Tout a commencé pendant la campagne pour sa réélection au poste de gouverneur. En septembre 2013 le maire de Fort Lee, une bourgade du New Jersey sur les falaises de l’Hudson, exactement en face du George Washington Bridge qui donne accès à Manhattan depuis le New Jersey, refusa de soutenir la candidature du gouverneur, Chris Christie, à sa réélection. En représailles, un ou plusieurs membres du cabinet du gouverneur firent en sorte de fermer toutes les voies d’accès, sauf une, au George Washington Bridge, pendant quatre jours, entraînant des embouteillages gigantesques dans la ville de Fort Lee. Cette fermeture et ces embouteillages eurent des conséquences graves : ambulances bloquées, pompiers empêchés d’intervenir, services de police débordés, cars scolaires englués dans les embouteillages, etc. Une veille dame de 91 ans, victime d’une attaque cardiaque, est même morte parce que les secours, bloqués dans les embouteillages, ne purent parvenir à temps pour lui porter assistance. Les conspirateurs ne furent pas très prudents et dévoilèrent leur satisfaction dans de nombreux e-mails et SMS. Comme le raconte le New York Times :
“Time for some traffic problems in Fort Lee,” Bridget Anne Kelly, a deputy chief of staff to Mr. Christie, emailed David Wildstein, a high school friend of the governor who worked at the Port Authority of New York and New Jersey, which runs the bridge.

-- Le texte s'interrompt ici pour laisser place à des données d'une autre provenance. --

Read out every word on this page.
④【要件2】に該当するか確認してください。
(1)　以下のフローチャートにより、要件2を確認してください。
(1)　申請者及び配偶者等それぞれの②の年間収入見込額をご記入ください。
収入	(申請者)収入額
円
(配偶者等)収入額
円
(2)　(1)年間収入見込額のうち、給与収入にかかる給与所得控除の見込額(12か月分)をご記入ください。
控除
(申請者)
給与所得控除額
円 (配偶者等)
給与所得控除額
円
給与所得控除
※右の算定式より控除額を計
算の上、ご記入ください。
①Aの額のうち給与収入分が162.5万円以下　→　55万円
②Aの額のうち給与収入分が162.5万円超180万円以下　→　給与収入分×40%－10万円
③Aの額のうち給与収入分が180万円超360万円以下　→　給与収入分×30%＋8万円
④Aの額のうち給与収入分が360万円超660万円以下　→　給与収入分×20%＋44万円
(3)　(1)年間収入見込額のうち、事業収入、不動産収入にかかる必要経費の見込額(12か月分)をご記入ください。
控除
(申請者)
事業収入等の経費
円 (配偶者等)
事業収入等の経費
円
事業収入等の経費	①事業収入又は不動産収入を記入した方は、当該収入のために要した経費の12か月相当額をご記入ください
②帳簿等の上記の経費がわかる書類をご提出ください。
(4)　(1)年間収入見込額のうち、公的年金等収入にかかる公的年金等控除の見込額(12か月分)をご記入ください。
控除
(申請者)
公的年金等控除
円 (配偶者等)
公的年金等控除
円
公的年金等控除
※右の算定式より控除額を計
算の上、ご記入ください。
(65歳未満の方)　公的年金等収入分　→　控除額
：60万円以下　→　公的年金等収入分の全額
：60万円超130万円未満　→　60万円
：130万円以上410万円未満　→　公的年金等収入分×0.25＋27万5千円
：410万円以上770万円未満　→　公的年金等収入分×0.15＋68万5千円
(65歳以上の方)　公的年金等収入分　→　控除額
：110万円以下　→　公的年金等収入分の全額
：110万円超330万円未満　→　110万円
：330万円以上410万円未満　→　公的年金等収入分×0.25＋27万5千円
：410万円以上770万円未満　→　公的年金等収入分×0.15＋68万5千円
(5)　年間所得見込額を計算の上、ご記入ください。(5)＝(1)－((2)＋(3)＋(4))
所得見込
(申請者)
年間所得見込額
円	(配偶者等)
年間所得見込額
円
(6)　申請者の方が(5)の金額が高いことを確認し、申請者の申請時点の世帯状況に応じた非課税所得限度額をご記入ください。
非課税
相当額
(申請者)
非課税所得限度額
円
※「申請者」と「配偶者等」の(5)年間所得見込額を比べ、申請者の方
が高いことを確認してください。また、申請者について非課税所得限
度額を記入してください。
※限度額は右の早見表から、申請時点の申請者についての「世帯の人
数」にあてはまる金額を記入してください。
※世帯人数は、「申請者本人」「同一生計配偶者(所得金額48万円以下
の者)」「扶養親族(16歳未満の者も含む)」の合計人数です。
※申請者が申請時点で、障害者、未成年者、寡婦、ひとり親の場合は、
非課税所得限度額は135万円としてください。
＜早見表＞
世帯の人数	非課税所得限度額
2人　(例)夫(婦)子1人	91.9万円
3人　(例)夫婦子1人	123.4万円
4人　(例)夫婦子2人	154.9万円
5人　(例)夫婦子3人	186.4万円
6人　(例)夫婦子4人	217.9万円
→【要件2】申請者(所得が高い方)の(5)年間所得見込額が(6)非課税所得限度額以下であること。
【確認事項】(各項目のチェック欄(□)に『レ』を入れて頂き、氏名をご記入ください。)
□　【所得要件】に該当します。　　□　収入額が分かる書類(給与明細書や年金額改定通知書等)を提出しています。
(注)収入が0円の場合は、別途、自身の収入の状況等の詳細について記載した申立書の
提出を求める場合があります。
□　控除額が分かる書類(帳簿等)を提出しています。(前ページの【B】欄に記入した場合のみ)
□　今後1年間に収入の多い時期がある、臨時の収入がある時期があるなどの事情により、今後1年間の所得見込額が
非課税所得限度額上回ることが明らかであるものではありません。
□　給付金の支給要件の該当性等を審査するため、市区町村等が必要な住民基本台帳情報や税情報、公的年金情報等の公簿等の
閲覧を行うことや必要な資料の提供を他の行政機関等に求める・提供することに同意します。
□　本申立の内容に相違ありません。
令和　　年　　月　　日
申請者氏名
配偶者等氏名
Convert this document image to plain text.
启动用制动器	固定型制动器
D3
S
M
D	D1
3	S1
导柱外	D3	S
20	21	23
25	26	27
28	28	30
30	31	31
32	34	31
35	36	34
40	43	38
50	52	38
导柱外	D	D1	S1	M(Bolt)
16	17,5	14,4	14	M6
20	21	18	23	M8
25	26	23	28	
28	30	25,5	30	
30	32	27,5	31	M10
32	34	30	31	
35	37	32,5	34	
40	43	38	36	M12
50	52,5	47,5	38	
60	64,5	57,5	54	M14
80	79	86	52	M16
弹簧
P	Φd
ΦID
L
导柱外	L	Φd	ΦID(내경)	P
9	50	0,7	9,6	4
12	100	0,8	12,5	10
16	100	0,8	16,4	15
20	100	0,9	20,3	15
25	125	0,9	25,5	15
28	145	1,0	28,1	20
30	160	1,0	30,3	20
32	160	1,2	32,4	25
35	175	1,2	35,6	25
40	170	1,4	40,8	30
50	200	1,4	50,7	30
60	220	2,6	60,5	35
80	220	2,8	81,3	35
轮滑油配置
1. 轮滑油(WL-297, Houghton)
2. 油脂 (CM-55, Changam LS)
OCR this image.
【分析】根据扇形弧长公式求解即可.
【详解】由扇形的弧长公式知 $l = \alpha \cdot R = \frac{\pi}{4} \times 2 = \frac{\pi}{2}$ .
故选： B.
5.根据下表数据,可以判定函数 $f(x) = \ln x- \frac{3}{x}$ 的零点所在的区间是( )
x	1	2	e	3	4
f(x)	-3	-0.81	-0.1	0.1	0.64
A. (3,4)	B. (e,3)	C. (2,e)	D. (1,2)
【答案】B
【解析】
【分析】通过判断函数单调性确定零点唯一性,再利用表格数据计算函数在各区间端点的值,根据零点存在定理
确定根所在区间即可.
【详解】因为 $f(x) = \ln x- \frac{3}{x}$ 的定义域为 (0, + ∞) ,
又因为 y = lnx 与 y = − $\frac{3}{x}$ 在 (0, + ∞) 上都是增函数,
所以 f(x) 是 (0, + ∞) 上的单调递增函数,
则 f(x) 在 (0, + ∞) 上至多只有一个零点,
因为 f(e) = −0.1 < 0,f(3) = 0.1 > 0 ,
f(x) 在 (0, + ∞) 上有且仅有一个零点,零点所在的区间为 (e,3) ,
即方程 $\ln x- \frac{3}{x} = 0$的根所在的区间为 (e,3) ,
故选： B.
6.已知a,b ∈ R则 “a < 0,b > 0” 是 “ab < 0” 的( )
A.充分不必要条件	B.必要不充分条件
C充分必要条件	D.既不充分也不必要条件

Later text messages mocked concerns that school buses filled with students were stuck in gridlock: “They are the children of Buono voters,” Mr. Wildstein wrote, referring to Mr. Christie’s opponent Barbara Buono.
The emails are striking in their political maneuvering, showing Christie aides gleeful about some of the chaos that resulted. Emergency vehicles were delayed in responding to three people with heart problems and a missing toddler, and commuters were left fuming. One of the governor’s associates refers to the mayor of Fort Lee as “this little Serbian,” and Ms. Kelly exchanges messages about the plan while she is in line to pay her respects at a wake.
Une fois le scandale révélé, après avoir été longtemps et farouchement nié par le gouverneur, les adjoints responsables furent virés et M. Christie vint devant la presse faire un show spectaculaire de dénonciation (les adjoints félons l’ayant, selon lui, trahit) et de contrition pour le mal que ses adjoints ont causé, sans que lui, Chris Christie, gouverneur, ait jamais été au courant, bien entendu. Le fait que M. Christie soit connu pour ses coups de tête et ses rancunes politiciennes tenaces ne vient pas aider à croire à son innocence.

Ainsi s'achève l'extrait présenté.